Success Stories are helpful in working on sequencing and transitioning skills.  Often children benefit from visual reminders of what to do next.  As adults, we use day planners and PDA’s to schedule our routines.  Children also benefit from visual or written schedules.   Many of the Success Stories can be used for this purpose.  For example, if a child is having trouble transitioning from breakfast to brushing their teeth, an adult can refer to the “Getting Ready for School” story to show that brushing their teeth is the next activity in their morning routine.  Showing the child in the story successfully brushing his or her teeth is a way to present the next step in a fun and meaningful way.  The story pages can be arranged so the order of activities fits with the child’s routine.

 

In addition to the story’s main topic, there are many opportunities for learning other skills throughout each of the Success Stories.  For example, children can learn colors through a discussion of the characters’ clothing.  Discussions on the characters’ feelings, actions, and choices are a way to emphasize good decision making.  To capture these learning opportunities a skills sheet is included with each story.  These sheets allow parents and professionals to work on multiple skills in the social, communication, and academic areas to maximize the effectiveness of their time with the child.

 

For Individuals with Autism Spectrum Disorders

Theory of Mind is hypothesized as a reason for social skill deficits in individuals with autism spectrum disorders 34, The theory refers to an individual’s ability to relate to the emotions and ideas of others in order to infer what drives their actions in a given situation.  The belief is that individuals with autism have a difficult time understanding others’ emotions and actions; therefore, it is difficult for them to learn simply by observation.   Many professionals and parents have helped children with autism spectrum disorders learn about these difficult topics through books where the child is part of the story.  The concept is that in a specific situation such as seeing someone upset, the child with autism may not understand why the peer is feeling this way.  By explicitly stating the peer’s emotions, why he feels that way, what features indicate this is his feeling (e.g. mouth with corners pointing down, tears), and how the main character can make him feel better, the finer points of the social interaction  are explained in detail.  Success Stories provide parents and professionals an additional resource to work on these skills.

 

Story Comparison

 



 
1   Bandura, A. (1977).
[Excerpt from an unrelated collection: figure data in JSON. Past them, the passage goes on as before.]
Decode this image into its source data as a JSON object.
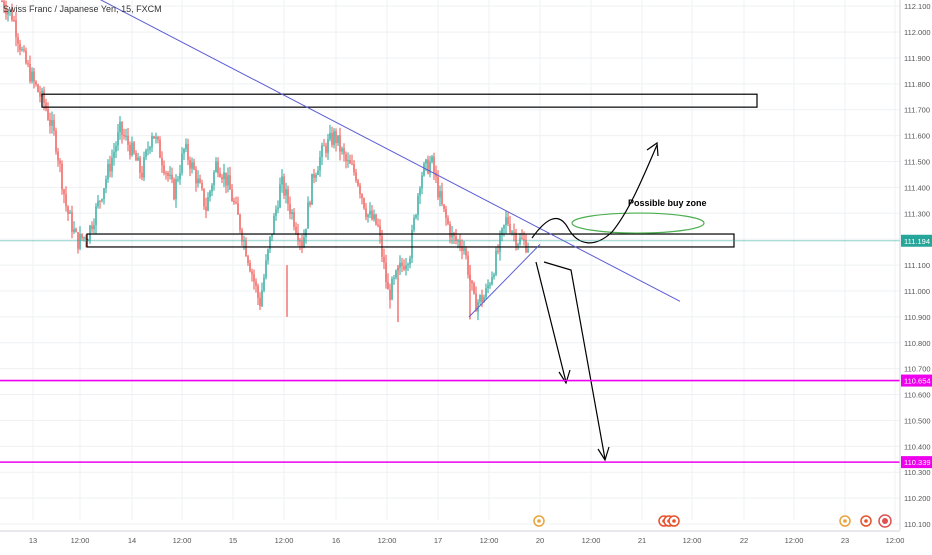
{
  "header": {
    "symbol": "Swiss Franc / Japanese Yen, 15, FXCM"
  },
  "price_axis": {
    "ticks": [
      "112.100",
      "112.000",
      "111.900",
      "111.800",
      "111.700",
      "111.600",
      "111.500",
      "111.400",
      "111.300",
      "111.200",
      "111.100",
      "111.000",
      "110.900",
      "110.800",
      "110.700",
      "110.600",
      "110.500",
      "110.400",
      "110.300",
      "110.200",
      "110.100"
    ],
    "current_price": "111.194",
    "support_1": "110.654",
    "support_2": "110.339"
  },
  "time_axis": {
    "ticks": [
      "13",
      "12:00",
      "14",
      "12:00",
      "15",
      "12:00",
      "16",
      "12:00",
      "17",
      "12:00",
      "20",
      "12:00",
      "21",
      "12:00",
      "22",
      "12:00",
      "23",
      "12:00"
    ]
  },
  "annotations": {
    "buy_zone_label": "Possible buy zone"
  },
  "colors": {
    "up": "#26a69a",
    "down": "#ef5350",
    "trendline": "#5b5bd6",
    "support_line": "#ee00ee",
    "price_line": "#26a69a",
    "buy_zone": "#4caf50"
  },
  "chart_data": {
    "type": "candlestick",
    "title": "Swiss Franc / Japanese Yen, 15, FXCM",
    "ylim": [
      110.06,
      112.13
    ],
    "x_tick_labels": [
      "13",
      "12:00",
      "14",
      "12:00",
      "15",
      "12:00",
      "16",
      "12:00",
      "17",
      "12:00",
      "20",
      "12:00",
      "21",
      "12:00",
      "22",
      "12:00",
      "23",
      "12:00"
    ],
    "price_path": [
      [
        0,
        112.12
      ],
      [
        1,
        112.06
      ],
      [
        2,
        111.9
      ],
      [
        3,
        111.8
      ],
      [
        4,
        111.72
      ],
      [
        5,
        111.58
      ],
      [
        6,
        111.32
      ],
      [
        7,
        111.19
      ],
      [
        8,
        111.22
      ],
      [
        9,
        111.34
      ],
      [
        10,
        111.48
      ],
      [
        11,
        111.62
      ],
      [
        12,
        111.55
      ],
      [
        13,
        111.45
      ],
      [
        14,
        111.62
      ],
      [
        15,
        111.5
      ],
      [
        16,
        111.38
      ],
      [
        17,
        111.55
      ],
      [
        18,
        111.45
      ],
      [
        19,
        111.32
      ],
      [
        20,
        111.5
      ],
      [
        21,
        111.42
      ],
      [
        22,
        111.28
      ],
      [
        23,
        111.12
      ],
      [
        24,
        110.95
      ],
      [
        25,
        111.2
      ],
      [
        26,
        111.42
      ],
      [
        27,
        111.3
      ],
      [
        28,
        111.18
      ],
      [
        29,
        111.45
      ],
      [
        30,
        111.55
      ],
      [
        31,
        111.6
      ],
      [
        32,
        111.5
      ],
      [
        33,
        111.45
      ],
      [
        34,
        111.3
      ],
      [
        35,
        111.25
      ],
      [
        36,
        110.98
      ],
      [
        37,
        111.08
      ],
      [
        38,
        111.15
      ],
      [
        39,
        111.45
      ],
      [
        40,
        111.5
      ],
      [
        41,
        111.32
      ],
      [
        42,
        111.2
      ],
      [
        43,
        111.18
      ],
      [
        44,
        110.95
      ],
      [
        45,
        110.98
      ],
      [
        46,
        111.12
      ],
      [
        47,
        111.28
      ],
      [
        48,
        111.2
      ],
      [
        49,
        111.18
      ]
    ],
    "current_price": 111.194,
    "resistance_zone": [
      111.71,
      111.76
    ],
    "support_zone": [
      111.17,
      111.22
    ],
    "horizontal_levels": [
      110.654,
      110.339
    ],
    "descending_trendline": {
      "from": {
        "x": "13",
        "price": 112.14
      },
      "to": {
        "x": "21",
        "price": 110.96
      }
    },
    "ascending_trendline": {
      "from": {
        "x": "17 12:00",
        "price": 110.9
      },
      "to": {
        "x": "20",
        "price": 111.18
      }
    },
    "buy_zone": {
      "label": "Possible buy zone",
      "price": 111.27
    },
    "grid": true
  }
}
Social Learning Theory. New York: General Learning Press.
 

2   Holzheimer, L., Mohay, H., & Masters, I.B. (1998)  Educating young children about asthma: comparing the effectiveness of a developmentally appropriate asthma education video tape and picture book. Child: Care, Health and Development, 24, 85-95.

 

Baron-Cohen, S. (1995). Mindblindness, Cambridge, MA: The MIT Press.

 

Baron-Cohen, S. (2000). Theory of mind and autism: A fifteen year review. In S. Baron-Cohen, H. Tager-Flusber, & D.J. Cohen (Eds.), Understanding Other Minds: Perspectives from Developmental Cognitive Neuroscience (pp.1-20). Oxford University Press.

 

5Baron-Cohen, S., Leslie, A.M., & Frith, U. (1985). Does the autistic child have a “Theory of mind”? Cognition, 21, 37-46.